I know this is pain and it's going to take a lot longer than the way you've been feeding the formula to her, but you don't have a choice if she isn't giving you any feeding response, and even if she is giving you a feeding response you still can't shove an eye-dropper, oral syringe, or anything else down the back of her throat!!! I'm really hoping she hasn't aspirated yet, but chances are that she has, and if you keep forcing formula down into the back of her throat you absolutley will aspirate her...

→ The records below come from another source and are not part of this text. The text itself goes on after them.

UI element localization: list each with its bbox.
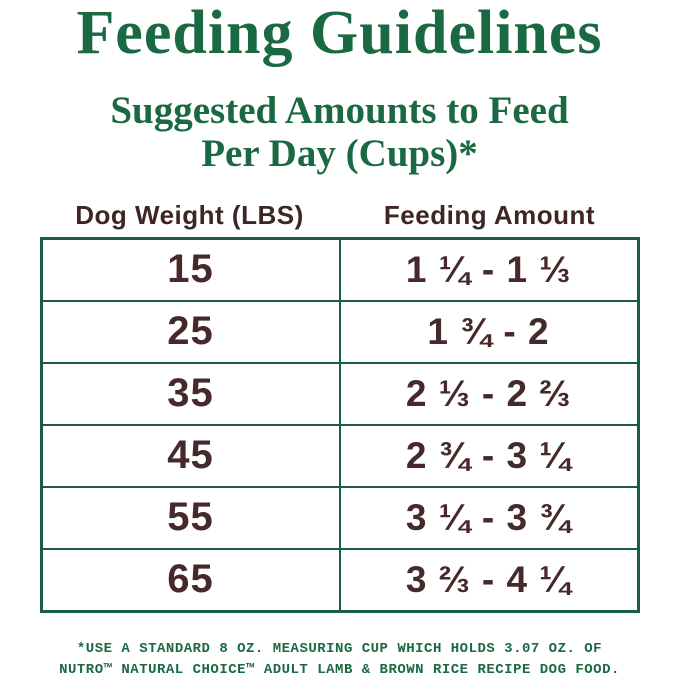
column-header-feeding-amount: Feeding Amount: [383, 199, 596, 230]
feeding-table: 15 1 ¼ - 1 ⅓ 25 1 ¾ - 2 35 2 ⅓ - 2 ⅔ 45 …: [39, 236, 640, 613]
feeding-amount-cell: 1 ¾ - 2: [338, 299, 639, 364]
table-row: 65 3 ⅔ - 4 ¼: [40, 547, 639, 613]
feeding-amount-cell: 2 ⅓ - 2 ⅔: [338, 361, 639, 426]
table-column-headers: Dog Weight (LBS) Feeding Amount: [40, 200, 640, 231]
footnote-line-1: *USE A STANDARD 8 OZ. MEASURING CUP WHIC…: [76, 640, 603, 657]
feeding-amount-cell: 3 ⅔ - 4 ¼: [338, 547, 639, 613]
feeding-amount-cell: 3 ¼ - 3 ¾: [338, 485, 639, 550]
dog-weight-cell: 55: [40, 485, 341, 550]
feeding-amount-cell: 2 ¾ - 3 ¼: [338, 423, 639, 488]
dog-weight-cell: 35: [40, 361, 341, 426]
dog-weight-cell: 25: [40, 299, 341, 364]
table-row: 25 1 ¾ - 2: [40, 299, 639, 364]
feeding-amount-cell: 1 ¼ - 1 ⅓: [338, 237, 639, 302]
dog-weight-cell: 65: [40, 547, 341, 613]
table-row: 35 2 ⅓ - 2 ⅔: [40, 361, 639, 426]
dog-weight-cell: 45: [40, 423, 341, 488]
column-header-dog-weight: Dog Weight (LBS): [75, 199, 304, 230]
footnote-line-2: NUTRO™ NATURAL CHOICE™ ADULT LAMB & BROW…: [59, 662, 620, 675]
page-title: Feeding Guidelines: [76, 0, 603, 67]
table-row: 55 3 ¼ - 3 ¾: [40, 485, 639, 550]
footnote: *USE A STANDARD 8 OZ. MEASURING CUP WHIC…: [0, 639, 679, 675]
subtitle-line-1: Suggested Amounts to Feed: [110, 89, 569, 132]
subtitle-line-2: Per Day (Cups)*: [201, 131, 478, 175]
table-row: 45 2 ¾ - 3 ¼: [40, 423, 639, 488]
table-row: 15 1 ¼ - 1 ⅓: [40, 237, 639, 302]
subtitle: Suggested Amounts to Feed Per Day (Cups)*: [0, 89, 679, 176]
dog-weight-cell: 15: [40, 237, 341, 302]
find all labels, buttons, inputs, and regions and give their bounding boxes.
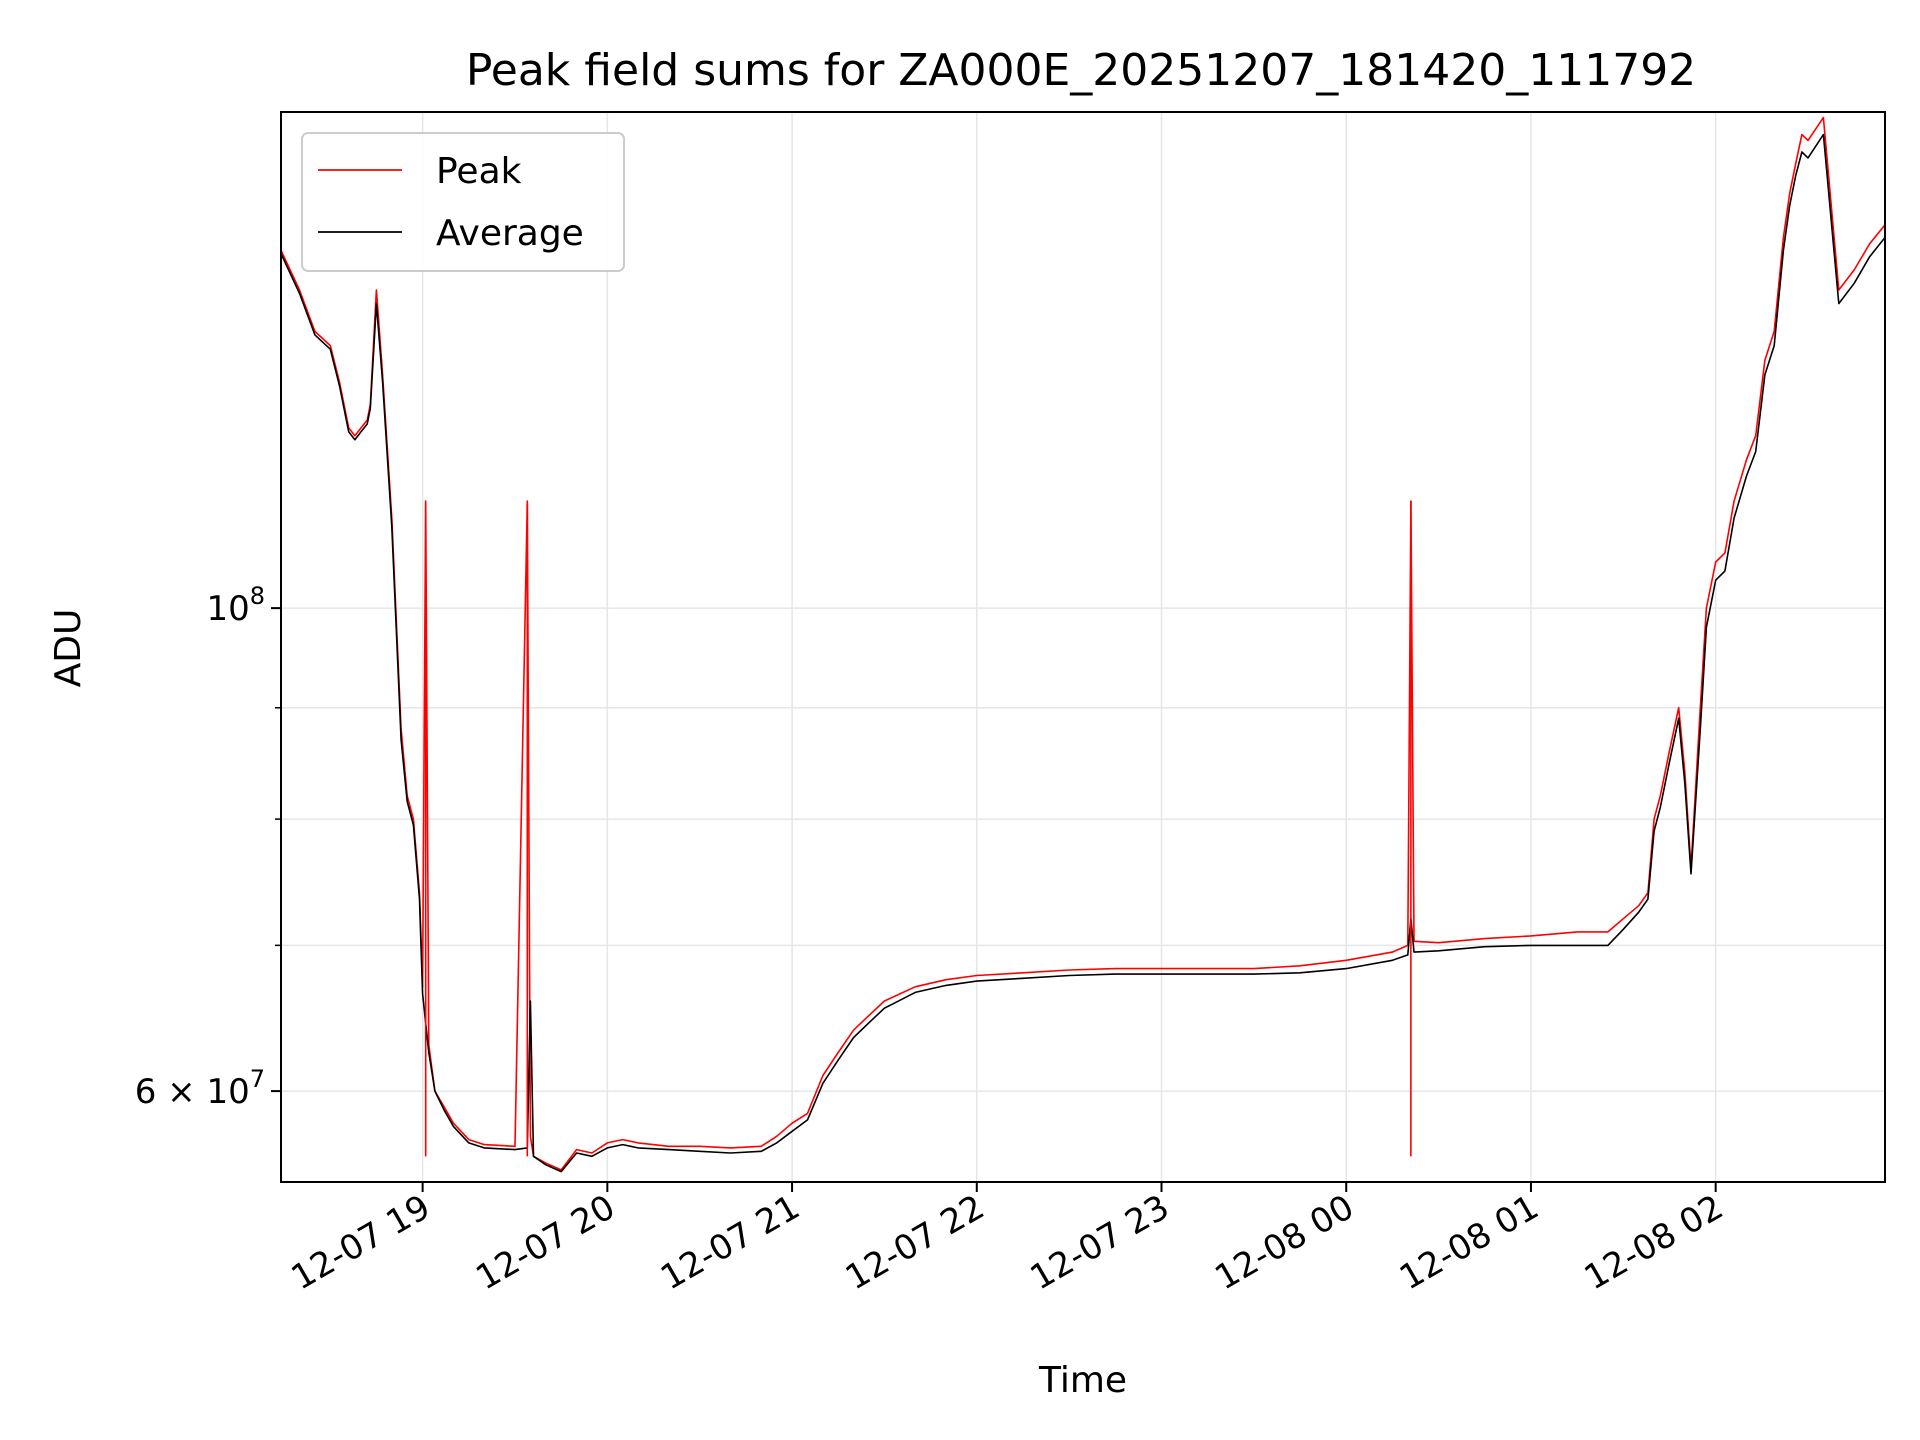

When you actually "Crop-Feed" or "Tube-Feed" a bird, you actually insert a very long, specially-angled Crop-Needle down into the entrance-hole of her Crop on the back of the right side of her throat, and then way down into the bottom of their Crop, until you can move the Crop-Needle around and actually see it/feel it moving around way down inside their Crop, under the skin on their Chest. This is the ONLY way to ensure that all of the formula is injected/pushed into the Crop and not down into her lungs. And if you don't have a Crop-Needle you can't do this, as an eye-dropper, oral syringe, etc. aren't nearly long enough, you wouldn't even be able to bet the tip of an eye-dropper into the Crop-hole at the back of the throat...So you just need to make sure you're going extremely slowly and not putting anything into the back of her throat, no water, no formual, not anything...
***Can you open her beak up and smell her mouth, and tell me what her mouth/breath smells like? This sometimes help to diagnose the type of infection the bird has Bacterial, Fungal, or both), and also whether it's in their GI Tract/Crop or in their Upper Respiratory Tract, etc....So it might smell like rotten/rotting food, it might smell like very "sour", etc. Or it might not smell like anything, which typically puts the infection lower in the GI Tract than the Crop, or not in the GI Tract at all...
***Also, what have her droppings looked like throughout this, specifically what were they like when you first noticed that she was sick and had vomited? What color (green, yellow, brown, black, etc.), are they loose or really runny, have they had any bubbles in them, etc.